Hassainia and Kochlef also illustrate another Canadian peculiarity: the hostility of many Quebecois to the rest of Canada, something Trudeau greatly exacerbated with a variety of wrong-headed policies.  Quebec used to be reliably Liberal, and fairly in synch with the rest of the country; Trudeau generated such irritation in his home province that since his time as Prime Minister Quebec has been governed by the explicitly separationist Parti Quebecois.  In addition to French-only language legislation that promptly drove businesses from Montreal to Toronto and swiftly led to Toronto’s passing Montreal as Canada’s largest city and financial and business nexus, the PQ demanded a local option with respect to immigration.  Not that the PQ oppose immigration, althogh they claim to stand for the preservation of a French Quebec.  The PQ demand, which succeeded, was that Quebec be able give preference to Francophone immigrants.  As there are not many Frenchmen eager to move to Quebec anymore, that has led in practice to an influx of Haitians, West Africans and (e.g., Hassainia and Kochlef) Middle Easterners.  Good move…

The irony of Quebec is that the British conquest of Quebec in 1759 and her subsequent confederation into Canada spared Quebec the ravages of the French Revolution.  Until about 1970, when the Cultural Revolution did its work in Canada as everywhere else in the West, one could say Quebec was more traditionally French than France herself; certainly more Catholic.  And now Quebecois are represented in their federal Parliament by such as Sana Hassainia.  Come to think of it, Quebec really is getting more like today’s France…

So both who Sana Hassainia is and what she represents (I don’t mean her parliamentary riding) are just more examples of the existential confusion of the West in the throes of Revolution.  Canada may be further along the road to multicultural dissolution than the United States, but not by much.

— Comments —

Jane writes:

I am an American living in western Canada.
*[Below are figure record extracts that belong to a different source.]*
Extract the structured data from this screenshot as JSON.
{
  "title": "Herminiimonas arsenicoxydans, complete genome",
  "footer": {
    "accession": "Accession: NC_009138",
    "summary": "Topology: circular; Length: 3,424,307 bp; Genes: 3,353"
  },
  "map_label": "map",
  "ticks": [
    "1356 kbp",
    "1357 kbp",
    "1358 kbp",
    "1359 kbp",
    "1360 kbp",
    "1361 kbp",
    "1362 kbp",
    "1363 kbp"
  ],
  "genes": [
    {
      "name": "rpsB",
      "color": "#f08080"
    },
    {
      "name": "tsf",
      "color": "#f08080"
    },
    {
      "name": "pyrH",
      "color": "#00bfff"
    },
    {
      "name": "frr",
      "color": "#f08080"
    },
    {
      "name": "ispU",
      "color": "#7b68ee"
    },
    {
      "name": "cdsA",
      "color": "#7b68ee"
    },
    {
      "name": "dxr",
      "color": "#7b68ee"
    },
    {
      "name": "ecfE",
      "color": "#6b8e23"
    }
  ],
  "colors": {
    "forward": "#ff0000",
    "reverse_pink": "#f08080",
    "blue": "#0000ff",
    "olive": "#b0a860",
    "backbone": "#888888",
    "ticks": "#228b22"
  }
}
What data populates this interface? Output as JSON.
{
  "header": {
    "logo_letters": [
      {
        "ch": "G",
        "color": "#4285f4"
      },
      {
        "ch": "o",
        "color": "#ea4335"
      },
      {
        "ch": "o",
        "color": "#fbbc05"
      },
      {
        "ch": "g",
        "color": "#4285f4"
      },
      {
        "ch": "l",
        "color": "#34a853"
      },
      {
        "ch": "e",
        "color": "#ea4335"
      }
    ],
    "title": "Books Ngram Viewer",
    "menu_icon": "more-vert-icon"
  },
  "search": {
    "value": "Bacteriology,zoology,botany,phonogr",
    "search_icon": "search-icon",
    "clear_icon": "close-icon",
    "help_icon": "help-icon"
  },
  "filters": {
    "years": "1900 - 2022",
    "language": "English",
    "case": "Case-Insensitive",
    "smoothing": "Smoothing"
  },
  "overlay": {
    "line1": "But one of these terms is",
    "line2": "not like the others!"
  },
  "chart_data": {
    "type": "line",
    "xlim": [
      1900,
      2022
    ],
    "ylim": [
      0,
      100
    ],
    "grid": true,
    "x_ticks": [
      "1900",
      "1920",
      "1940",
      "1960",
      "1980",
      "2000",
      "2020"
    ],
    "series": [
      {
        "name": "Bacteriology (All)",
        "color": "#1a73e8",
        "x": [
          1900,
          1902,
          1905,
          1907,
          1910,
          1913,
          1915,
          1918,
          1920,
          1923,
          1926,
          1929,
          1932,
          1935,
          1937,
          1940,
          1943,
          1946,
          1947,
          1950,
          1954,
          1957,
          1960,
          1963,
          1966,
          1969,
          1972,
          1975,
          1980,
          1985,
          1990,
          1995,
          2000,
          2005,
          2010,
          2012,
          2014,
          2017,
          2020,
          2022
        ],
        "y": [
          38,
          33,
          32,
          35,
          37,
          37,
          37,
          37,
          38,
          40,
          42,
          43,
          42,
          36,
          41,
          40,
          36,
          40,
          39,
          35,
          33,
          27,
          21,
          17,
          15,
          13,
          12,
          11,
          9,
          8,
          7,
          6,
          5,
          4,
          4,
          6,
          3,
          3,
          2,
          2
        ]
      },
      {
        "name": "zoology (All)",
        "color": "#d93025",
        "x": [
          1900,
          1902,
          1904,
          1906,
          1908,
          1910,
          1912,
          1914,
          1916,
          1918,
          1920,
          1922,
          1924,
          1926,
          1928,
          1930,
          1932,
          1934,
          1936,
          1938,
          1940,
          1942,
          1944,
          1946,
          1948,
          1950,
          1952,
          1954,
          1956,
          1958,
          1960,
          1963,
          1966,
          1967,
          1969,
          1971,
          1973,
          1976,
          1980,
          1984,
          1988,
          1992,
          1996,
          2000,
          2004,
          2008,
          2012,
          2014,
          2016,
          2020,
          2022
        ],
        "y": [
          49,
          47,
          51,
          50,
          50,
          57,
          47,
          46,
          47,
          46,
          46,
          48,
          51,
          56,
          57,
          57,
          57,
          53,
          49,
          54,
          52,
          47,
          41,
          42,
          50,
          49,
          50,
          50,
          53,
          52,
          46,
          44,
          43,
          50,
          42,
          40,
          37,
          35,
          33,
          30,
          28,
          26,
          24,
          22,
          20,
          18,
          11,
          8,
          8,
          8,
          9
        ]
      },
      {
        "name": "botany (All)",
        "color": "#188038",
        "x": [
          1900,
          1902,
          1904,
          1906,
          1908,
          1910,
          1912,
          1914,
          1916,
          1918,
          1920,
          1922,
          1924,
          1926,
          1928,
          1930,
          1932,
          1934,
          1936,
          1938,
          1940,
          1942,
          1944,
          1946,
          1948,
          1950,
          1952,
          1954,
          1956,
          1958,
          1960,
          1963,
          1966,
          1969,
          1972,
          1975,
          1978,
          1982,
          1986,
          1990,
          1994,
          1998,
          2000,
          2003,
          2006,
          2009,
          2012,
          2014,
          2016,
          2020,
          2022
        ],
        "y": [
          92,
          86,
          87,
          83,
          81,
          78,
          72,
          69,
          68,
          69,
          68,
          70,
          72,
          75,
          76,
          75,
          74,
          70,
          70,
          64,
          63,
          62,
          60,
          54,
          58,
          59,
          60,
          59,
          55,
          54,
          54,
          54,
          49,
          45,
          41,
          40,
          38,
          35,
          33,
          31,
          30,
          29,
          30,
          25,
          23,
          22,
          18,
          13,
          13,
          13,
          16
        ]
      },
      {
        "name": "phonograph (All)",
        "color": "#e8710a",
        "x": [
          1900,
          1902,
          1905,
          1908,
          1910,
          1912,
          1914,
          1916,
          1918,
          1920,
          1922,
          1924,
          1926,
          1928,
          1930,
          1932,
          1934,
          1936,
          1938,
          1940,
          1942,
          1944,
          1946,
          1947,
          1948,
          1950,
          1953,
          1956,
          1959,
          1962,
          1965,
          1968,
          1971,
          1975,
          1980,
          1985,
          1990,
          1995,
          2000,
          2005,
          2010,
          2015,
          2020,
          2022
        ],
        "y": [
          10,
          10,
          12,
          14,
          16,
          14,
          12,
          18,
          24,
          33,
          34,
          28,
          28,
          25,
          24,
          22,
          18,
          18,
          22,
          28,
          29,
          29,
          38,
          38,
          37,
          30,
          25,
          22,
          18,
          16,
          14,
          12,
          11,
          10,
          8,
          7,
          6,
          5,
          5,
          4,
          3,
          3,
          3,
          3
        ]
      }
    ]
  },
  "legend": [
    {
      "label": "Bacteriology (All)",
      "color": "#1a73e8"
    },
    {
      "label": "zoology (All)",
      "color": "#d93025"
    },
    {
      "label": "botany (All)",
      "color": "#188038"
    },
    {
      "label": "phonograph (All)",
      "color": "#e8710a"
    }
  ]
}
It is hard to overestimate how thoroughly secular this culture is.  Quebec, where this female politician lives, is known throughout Canada to be a province full of entitlements. For example, the government subsidizes childcare to an extreme degree.  In Quebec, all parents regardless of income pay just $15 a day for childcare, and the State pays the rest.  This is a not-very-subtle way to really discourage stay-at-home mothers. If your careerist counterparts can pay so little for childcare, they have much more disposable income.  It is hard to compete as a one-income family. This drives up the price of everything else, including housing.  Canada has an incredibly high cost of living.  Politicians in my province, British Columbia, are also promising this benefit. Working parents are thrilled with the idea.  I wonder what this subsidy if passed will do to Vancouver, which already has the second highest housing value in the world (second to Hong Kong).  Meanwhile stay-at-home parents get no subsidy at all.  Also the government gives millions in extra funds and support to day care centers.  Meanwhile, wholesome things are not subsidized in any way.  The cost of food here is through the roof.

I feel that Canadian policies are subsidizing the lifestyle choice of putting children in [institutional] care.  Even their generous maternity leaves insure this.  In Canada, mothers generally get one year paid leave, which is commendable.  Canadians are very proud of this. But even this benefit encourages working mothers. The vast majority of mothers do return to work after their leave is up. They are made to feel that one year is sufficient, because everybody does it.  In the states the lack of leave can actually create a positive result — mothers are so horrified at leaving their babies after three months that they quit their job (as I did) rather than return to work so early.

I will be donating to your blog.  It provides me a valuable service –of making me feel I am not alone in my views.